System unavailable
Incident Report for iPaper
Postmortem

Incident Summary

On Tuesday, 24th July 2018, customers using the iPaper platform was experiencing sporadic unreachable flipbooks, pop-ups, and an API and administration system that had sporadic issues as well. The length of the periods where the system was unresponsive was in the range of 1-7 minutes. We apologize to our customers who were impacted during this incident, and we are taking immediate steps to improve the platforms stability and availability.

Detailed Description of Impact

On Tuesday, 24th July 2018, from 14:42 to 22:35 (CEST) our system responded 404 not found or 504 service unavailable for some of the requests to the system. The length of the periods where the system responded in that manner was 1-7 minutes, which we know is far from what our customers expect, and we truly apologize. Automated monitoring alerted the engineering team at 14:44, about issues with serving flipbooks to our customers. After the initial overview of the incident it was investigated as a networking issue in our infrastructure. Unfortunately, these investigations led to no result, and it was investigated as a database issue as the application servers was unable to fetch data in the periods with downtime. After further investigation on the database it was discovered that our processor of new incoming flipbooks held some unintended long transaction locks, that led to the rest of the system not being able to fetch data. At 22:35 the last investigations were done that lead to pinpointing the root cause, and the processor was shut down until a final fix for the lock issue was ready. At 23:02 a final deployment was done of our processor and afterwards it was enabled to process new flipbooks again. The systems were monitored overnight, and by the morning no further issues were discovered with regard of serving flipbooks.

The issues with our processor led to a long queue of getting new flipbooks processed, which have resulted in our customers having to wait for their new flipbooks on the 25th of July 2018.

Remediation and Prevention

The engineering team received alerts within 2 minutes of the first errors appearing in the system, and immediately began troubleshooting the issue. Around 22:15 the root cause was discovered and was confirmed at 22:35 where the processor was shutdown to ensure that flipbooks was available at all time again.

In addition to solving the issue we will be implementing some changes: • Whenever there are made changes that have effects on the length of transaction scope there will be further review and testing to ensure our scopes are as short as possible to prevent deadlocks. • Due to the extended queue in our processor we will be looking at improving the speed of processing new flipbooks, to be able to clear the queue faster in the future when we see high numbers. • To speed up diagnosis time in the future we will add further monitoring to our system, especially our database will be further monitored to ensure we have more qualified data available for debugging issues that might turn up in the future.

We would again like to apologize for the impact this incident had on all our customers and their clients. We take all issues the affects availability and performance of our system extremely serious, especially when it affects all customer facing parts of our system. We will do further investigations to ensure that there are no further pitfalls that could affect our availability and performance, this is done to ensure that our customers always can trust that flipbooks will be online.

Posted Jul 25, 2018 - 20:38 CEST

Resolved
All parts of the iPaper platform have been stable for 12+ hours now, and we are considering the incident as closed.
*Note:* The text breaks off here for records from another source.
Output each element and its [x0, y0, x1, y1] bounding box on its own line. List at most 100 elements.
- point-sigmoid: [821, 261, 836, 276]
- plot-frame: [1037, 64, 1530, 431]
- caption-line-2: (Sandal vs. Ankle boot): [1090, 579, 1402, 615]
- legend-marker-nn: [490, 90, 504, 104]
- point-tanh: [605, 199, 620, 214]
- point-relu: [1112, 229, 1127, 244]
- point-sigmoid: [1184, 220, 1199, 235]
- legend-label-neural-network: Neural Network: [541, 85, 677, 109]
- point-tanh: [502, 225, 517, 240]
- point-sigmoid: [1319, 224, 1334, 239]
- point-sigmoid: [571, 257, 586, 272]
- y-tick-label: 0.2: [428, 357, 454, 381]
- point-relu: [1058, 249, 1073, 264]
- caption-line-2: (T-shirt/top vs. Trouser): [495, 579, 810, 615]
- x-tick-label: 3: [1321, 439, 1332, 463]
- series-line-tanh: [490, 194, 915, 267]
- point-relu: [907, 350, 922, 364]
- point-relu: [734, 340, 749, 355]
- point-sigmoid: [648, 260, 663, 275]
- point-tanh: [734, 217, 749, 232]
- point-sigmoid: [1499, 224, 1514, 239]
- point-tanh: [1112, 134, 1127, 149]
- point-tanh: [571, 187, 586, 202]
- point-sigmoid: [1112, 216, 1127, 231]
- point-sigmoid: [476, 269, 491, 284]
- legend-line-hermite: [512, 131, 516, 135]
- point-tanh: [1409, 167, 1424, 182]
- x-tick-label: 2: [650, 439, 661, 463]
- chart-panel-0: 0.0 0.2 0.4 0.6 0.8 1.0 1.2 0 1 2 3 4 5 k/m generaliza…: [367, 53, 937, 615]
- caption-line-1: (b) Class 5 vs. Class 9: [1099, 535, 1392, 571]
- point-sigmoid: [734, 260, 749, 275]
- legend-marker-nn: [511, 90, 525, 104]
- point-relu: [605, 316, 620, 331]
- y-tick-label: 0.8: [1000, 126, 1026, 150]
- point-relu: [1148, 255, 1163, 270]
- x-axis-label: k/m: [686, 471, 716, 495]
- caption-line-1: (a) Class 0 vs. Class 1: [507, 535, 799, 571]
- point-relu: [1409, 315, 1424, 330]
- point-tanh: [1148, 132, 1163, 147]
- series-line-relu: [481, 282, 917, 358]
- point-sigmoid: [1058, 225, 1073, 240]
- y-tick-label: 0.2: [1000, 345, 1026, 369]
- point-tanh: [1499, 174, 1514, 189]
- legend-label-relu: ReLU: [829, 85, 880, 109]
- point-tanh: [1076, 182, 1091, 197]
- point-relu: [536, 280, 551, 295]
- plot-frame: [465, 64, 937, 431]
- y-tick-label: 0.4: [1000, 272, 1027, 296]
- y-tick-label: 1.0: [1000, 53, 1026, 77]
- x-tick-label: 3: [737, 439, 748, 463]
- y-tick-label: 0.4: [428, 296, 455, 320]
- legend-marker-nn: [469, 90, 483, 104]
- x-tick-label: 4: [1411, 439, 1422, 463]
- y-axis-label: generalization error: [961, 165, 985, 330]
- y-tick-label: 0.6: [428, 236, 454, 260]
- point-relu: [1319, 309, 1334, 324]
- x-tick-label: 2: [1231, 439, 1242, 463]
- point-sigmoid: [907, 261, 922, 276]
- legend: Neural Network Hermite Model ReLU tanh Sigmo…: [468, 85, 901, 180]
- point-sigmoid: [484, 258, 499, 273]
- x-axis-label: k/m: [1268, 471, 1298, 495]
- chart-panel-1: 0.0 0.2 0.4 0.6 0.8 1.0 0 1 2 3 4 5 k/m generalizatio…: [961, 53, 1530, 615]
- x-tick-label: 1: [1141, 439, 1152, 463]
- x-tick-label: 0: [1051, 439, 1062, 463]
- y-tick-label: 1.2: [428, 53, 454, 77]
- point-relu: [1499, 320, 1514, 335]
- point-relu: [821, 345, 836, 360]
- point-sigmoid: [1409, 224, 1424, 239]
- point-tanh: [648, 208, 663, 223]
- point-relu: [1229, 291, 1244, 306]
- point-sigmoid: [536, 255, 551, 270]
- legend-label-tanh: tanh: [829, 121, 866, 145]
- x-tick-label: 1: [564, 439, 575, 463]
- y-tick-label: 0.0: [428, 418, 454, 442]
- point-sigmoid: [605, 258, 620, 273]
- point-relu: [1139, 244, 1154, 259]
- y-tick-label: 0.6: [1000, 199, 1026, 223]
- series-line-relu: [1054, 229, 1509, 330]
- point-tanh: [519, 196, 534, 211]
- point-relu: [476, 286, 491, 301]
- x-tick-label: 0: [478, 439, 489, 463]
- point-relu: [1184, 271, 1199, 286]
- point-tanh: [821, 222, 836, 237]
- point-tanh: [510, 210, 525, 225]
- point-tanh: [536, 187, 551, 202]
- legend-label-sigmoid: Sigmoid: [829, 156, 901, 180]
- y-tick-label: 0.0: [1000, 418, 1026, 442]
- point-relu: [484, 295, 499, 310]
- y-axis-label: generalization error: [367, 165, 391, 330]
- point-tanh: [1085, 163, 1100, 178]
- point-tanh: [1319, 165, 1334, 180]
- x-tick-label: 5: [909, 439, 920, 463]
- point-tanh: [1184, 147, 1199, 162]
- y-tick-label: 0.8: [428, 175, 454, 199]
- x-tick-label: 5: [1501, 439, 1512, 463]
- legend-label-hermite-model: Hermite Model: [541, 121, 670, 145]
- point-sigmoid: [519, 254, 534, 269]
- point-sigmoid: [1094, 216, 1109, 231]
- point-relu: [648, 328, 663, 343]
As promised last night a full postmortem will follow later today.

Due to the issues we had yesterday we have quite a decent queue of new flipbooks pending processing, we do expect those to be completed processing within this business day.

A big amount of those new flipbooks that are in the queue are from a few customers, but the distribution in our processor will make sure that we process evenly so no one should be stuck in traffic.
Posted Jul 25, 2018 - 11:46 CEST
Update
We have identified the issue and resolved it, we will continue our monitoring and we will post a full postmortem within the next 24 hours.
Posted Jul 24, 2018 - 23:26 CEST
Monitoring
We have adjusted parts of our infrastructure and all parts of our system is online again
Posted Jul 24, 2018 - 17:20 CEST
Investigating
We are currently investigating the continued outages
Posted Jul 24, 2018 - 16:41 CEST
Monitoring
All parts of our system is back and operational again, but we'll keep monitoring for any any potential errors
Posted Jul 24, 2018 - 15:52 CEST
Investigating
We are currently experiencing an outage in our hosting setup, we are working on a solution to get everything back online
Posted Jul 24, 2018 - 14:47 CEST
This incident affected: Admin, API, Flipbooks, and Pop-ups.